Nun, der weitere Plan war, mir am nächsten Morgen die Monatskarte am S-Bahnhof zu kaufen. Nicht so verkehrt, denn zwischen Aussteigen aus dem Bus und der Abfahrt der S-Bahn liegen zehn Minuten. Genug Zeit. Wenn der Bus pünktlich kommt!

Kam er natürlich nicht. Er kam mit 5 min. Verspätung. [Reicht aber sicher noch für den Automaten am Bahnhof. Öhm – wenn ich das Ticket an der S-Bahn kaufe, fahr ich ja im Bus schwarz!! ... Aber beim Busfahrer wird es sicher keine Monatskarten geben.] Ausrede, alte Monatskarte von Hasi, Einzelticket von gestern Abend und Geld fürs neue Monatsticket parat steig ich in den fünf Minuten verspäteten Bus. Und komme auf die glorreiche Idee, den Busfahrer nach Zeitkarten zu fragen. Was er erwartungsgemäß verneint.

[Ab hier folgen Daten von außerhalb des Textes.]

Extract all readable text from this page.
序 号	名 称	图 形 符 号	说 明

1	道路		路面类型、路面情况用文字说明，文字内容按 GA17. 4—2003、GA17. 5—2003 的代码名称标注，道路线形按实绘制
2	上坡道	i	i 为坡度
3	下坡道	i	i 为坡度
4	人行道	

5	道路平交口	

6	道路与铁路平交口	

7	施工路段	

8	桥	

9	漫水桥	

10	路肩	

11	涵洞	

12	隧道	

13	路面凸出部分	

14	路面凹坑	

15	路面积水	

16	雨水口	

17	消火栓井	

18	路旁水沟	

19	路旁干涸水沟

Ich nehme Platz, meine Ausrede fest im Griff, und betrachte so die Schilder über der Frontscheibe: Nicht essen, Nicht irgendwas und Nicht telefonieren - als der Busfahrer sein Handy zückt. U. a. erzählt er seinem Gesprächspartner, an welcher Station er sich gerade befindet. [Der wird doch jetzt nicht den Kontrolleur verständigt haben, dass hier jemand zum abkassieren sitzt?]
Zwei Stationen später, er setzt gerade zum Abfahren an, bleibt der Bus abrupt stehen, der Fahrer dreht sich zu mir um mit den Worten “Ich hab die Karte”. [Oh Mist, jetzt sammelt er noch mehr Verspätung ein wegen mir. Aber wir haben ja noch fünf Minuten Reserve.] Ein bisschen holperig geht er mit mir durch das Menü seiner Ticketmaschine, was uns ingesamt nochmal ca. eine bis anderthalb Minuten kostet. [Geht ja noch.] Von da an ging alles recht flott. Der Fahrer beeilte sich und wir kamen rechtzeitig am S-Bahnhof an. - Für mich und alle, die stadteinwärts wollten.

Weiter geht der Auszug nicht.